Только Юрка, сын, был настоящий. Елисеев хотел и ждал его появления на свет. Тогда ему еще казалось, что то беспокойство, тоска, неудовлетворенность, которые он постоянно испытывал, объяснялись тем, что у него не было настоящей семьи. Но и Юрка ничего не изменил, в сущности; Елисеев ждал и заранее любил его чисто умозрительно, и появление сына вначале ошеломило его несходством с тем, как он все это себе представлял. Юрка был такой маленький и бесконечно далекий от него, он целиком принадлежал своей матери, и он, Елисеев, был здесь совершенно ни при чем. Только потом, позже, он начал привыкать к нему, ловить в мутной синеве его блуждающих, плавающих глаз бездумное веселье, потом тень узнавания, потом отчетливую радость. Он полюбил его, но это ничего не изменило в его семейной жизни, она не стала ни осмысленнее, ни полнее; наоборот, прибавилось поводов для раздражения, для взаимного непонимания и неприятия.
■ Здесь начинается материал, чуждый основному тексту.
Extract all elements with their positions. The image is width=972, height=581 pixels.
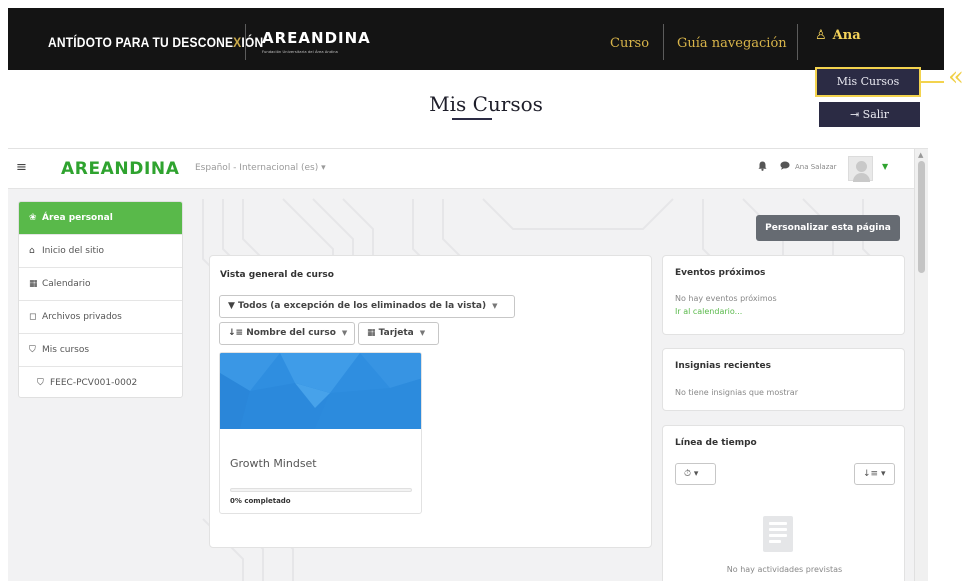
timeline-block: Línea de tiempo ⏱ ▾ ↓≡ ▾ No hay activida… [662,425,905,581]
brand-tagline: ANTÍDOTO PARA TU DESCONEXIÓN [48,34,264,50]
page-title: Mis Cursos [429,92,543,116]
moodle-logo[interactable]: AREANDINA [61,159,179,179]
hamburger-menu-icon[interactable]: ≡ [16,160,27,175]
user-name[interactable]: Ana Salazar [795,163,837,171]
language-selector[interactable]: Español - Internacional (es) ▾ [195,163,326,173]
sidebar-item-calendario[interactable]: ▦ Calendario [19,268,182,301]
sidebar-item-area-personal[interactable]: ❀ Área personal [19,202,182,235]
timeline-sort-dropdown[interactable]: ↓≡ ▾ [854,463,895,485]
chevron-down-icon: ▾ [693,469,699,479]
sidebar-item-course[interactable]: ⛉ FEEC-PCV001-0002 [19,367,182,397]
clock-icon: ⏱ [684,469,692,479]
timeline-filter-dropdown[interactable]: ⏱ ▾ [675,463,716,485]
course-image[interactable] [220,353,421,429]
header-divider [245,24,246,60]
timeline-empty-text: No hay actividades previstas [726,565,843,574]
title-underline [452,118,492,120]
scrollbar[interactable]: ▲ [914,149,928,581]
chevron-down-icon[interactable]: ▼ [882,162,888,171]
sidebar-item-mis-cursos[interactable]: ⛉ Mis cursos [19,334,182,367]
empty-list-icon [763,516,793,552]
user-icon: ♙ [815,28,827,43]
moodle-screenshot: ≡ AREANDINA Español - Internacional (es)… [8,148,928,581]
scroll-up-icon[interactable]: ▲ [918,151,923,159]
recent-badges-block: Insignias recientes No tiene insignias q… [662,348,905,411]
course-filter-dropdown[interactable]: ▼ Todos (a excepción de los eliminados d… [219,295,515,318]
user-menu-link[interactable]: ♙ Ana [815,28,861,43]
chevron-down-icon: ▼ [492,302,498,310]
highlight-pointer-line [921,81,944,83]
nav-divider [797,24,798,60]
sidebar-item-archivos-privados[interactable]: ◻ Archivos privados [19,301,182,334]
dashboard-icon: ❀ [29,213,37,223]
graduation-cap-icon: ⛉ [37,378,44,388]
course-progress-text: 0% completado [230,497,291,505]
home-icon: ⌂ [29,246,35,256]
bell-icon[interactable] [758,161,767,174]
highlight-chevron-icon: « [948,62,964,92]
course-sort-dropdown[interactable]: ↓≡ Nombre del curso ▼ [219,322,355,345]
personalize-page-button[interactable]: Personalizar esta página [756,215,900,241]
calendar-link[interactable]: Ir al calendario... [675,307,742,316]
nav-link-guia-navegacion[interactable]: Guía navegación [677,36,787,51]
sidebar-item-inicio-del-sitio[interactable]: ⌂ Inicio del sitio [19,235,182,268]
timeline-title: Línea de tiempo [675,438,757,448]
areandina-logo-subtitle: Fundación Universitaria del Área Andina [262,50,338,54]
course-view-dropdown[interactable]: ▦ Tarjeta ▼ [358,322,439,345]
chevron-down-icon: ▾ [880,469,886,479]
nav-divider [663,24,664,60]
chevron-down-icon: ▾ [321,163,326,173]
recent-badges-empty: No tiene insignias que mostrar [675,388,798,397]
avatar[interactable] [848,156,873,182]
course-progress-bar [230,488,412,492]
course-overview-title: Vista general de curso [220,270,334,280]
moodle-sidebar: ❀ Área personal ⌂ Inicio del sitio ▦ Calend… [18,201,183,398]
chevron-down-icon: ▼ [419,329,426,337]
scrollbar-thumb[interactable] [918,161,925,273]
file-icon: ◻ [29,312,37,322]
course-card[interactable]: Growth Mindset 0% completado [219,352,422,514]
upcoming-events-title: Eventos próximos [675,268,766,278]
sort-icon: ↓≡ [863,469,879,479]
course-overview-block: Vista general de curso ▼ Todos (a excepc… [209,255,652,548]
graduation-cap-icon: ⛉ [29,345,36,355]
areandina-logo[interactable]: AREANDINA [262,29,371,47]
recent-badges-title: Insignias recientes [675,361,771,371]
upcoming-events-block: Eventos próximos No hay eventos próximos… [662,255,905,335]
course-name[interactable]: Growth Mindset [230,457,317,470]
chat-icon[interactable] [780,161,790,173]
calendar-icon: ▦ [29,279,38,289]
chevron-down-icon: ▼ [341,329,348,337]
top-header-bar: ANTÍDOTO PARA TU DESCONEXIÓN AREANDINA F… [8,8,944,70]
moodle-navbar: ≡ AREANDINA Español - Internacional (es)… [8,149,914,189]
nav-link-curso[interactable]: Curso [610,36,649,51]
upcoming-events-empty: No hay eventos próximos [675,294,777,303]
Эта женщина портила его сына своим сюсюканьем и птичьим щебетом, вечным тасканием на руках, беспорядочными ночными кормлениями, пустотой и неуютом тоскливой захламленной комнаты. Как он жил! Нет, этого не может быть, это не он был там, не он кричал на жену отвратительным визгливым голосом, и женщина, которая рыдала, прижимая к себе ребенка, и обещала исправиться, не могла быть его женой.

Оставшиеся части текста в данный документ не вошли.